Le créateur peut également faire appel à de l’equity crowdfunding. On est là dans une démarche de levée de fonds finalement assez classique: les éléments demandés seront les mêmes que ceux demandés par un fonds ou un business angel. Par contre, la dimension « affective » jouera à plein: il faut que le projet intéresse, interpelle. Là où des financiers purs regarderaient des ratios, le contributeur en equity fera peser dans la balance l’affect qu’il a pour le projet.

Le don sans contrepartie est plutôt utilisé pour des projets de type caritatif.

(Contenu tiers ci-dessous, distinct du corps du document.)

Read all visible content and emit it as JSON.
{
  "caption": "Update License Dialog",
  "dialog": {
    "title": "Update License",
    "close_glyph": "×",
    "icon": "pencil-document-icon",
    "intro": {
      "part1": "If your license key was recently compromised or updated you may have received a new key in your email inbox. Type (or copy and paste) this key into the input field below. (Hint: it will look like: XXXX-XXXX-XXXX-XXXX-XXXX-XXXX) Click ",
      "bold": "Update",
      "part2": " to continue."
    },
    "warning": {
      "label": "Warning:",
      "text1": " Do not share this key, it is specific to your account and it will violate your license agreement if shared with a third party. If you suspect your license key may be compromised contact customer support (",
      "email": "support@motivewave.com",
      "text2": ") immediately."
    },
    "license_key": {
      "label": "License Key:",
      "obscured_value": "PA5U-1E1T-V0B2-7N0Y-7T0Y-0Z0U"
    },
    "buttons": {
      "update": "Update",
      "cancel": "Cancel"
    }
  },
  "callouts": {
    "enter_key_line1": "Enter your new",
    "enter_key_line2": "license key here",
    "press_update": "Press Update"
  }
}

Les taux pratiqués dans le lending sont relativement élevés. Bien souvent un créateur de startup dispose de la garantie d’un ou plusieurs organismes qui lui permettront l’accès au crédit dans le circuit classique, à un taux aujourd’hui beaucoup plus intéressant que sur les plateformes de lending. Les opérations de lending aujourd’hui se concentrent sur des projets qui n’ont pas, pour différentes raisons, accès au crédit auprès des banques.

Dans tous les cas, le succès d’une campagne de crowdfunding va reposer sur la capacité à intéresser, enthousiasmer et rassurer le contributeur.

Il s’agit donc autant d’une démarche marketing que d’une volonté de collecter des ressources financières ?

Le crowfunding est des sujets de recherche de Houria.
Le crowfunding est des sujets de recherche de Houria Saoudi

Absolument. C’est un véritable « projet dans le projet« , qui va mobiliser l’ensemble de l’entreprise, parfois très en amont de la campagne. Le travail sur une campagne peut représenter une charge de plusieurs mois-hommes et donc nécessiter des besoins financiers importants. Une campagne va permettre de structurer la stratégie marketing du projet, tout en apportant un volant de trésorerie.

Quels sont donc pour vous les principaux facteurs clé de succès d’une campagne de crowdfunding réussie ?

Prendre le temps de choisir une plateforme qui correspond le plus au projet qu’on va présenter. Il ne faut pas sous-estimer le travail en amont: je conseille généralement de démarrer la préparation de la campagne 3 à 4 mois avant son lancement.

Il faut être capable de fédérer une communauté autour du projet, de la manière la plus large possible et prévoir un véritable plan media.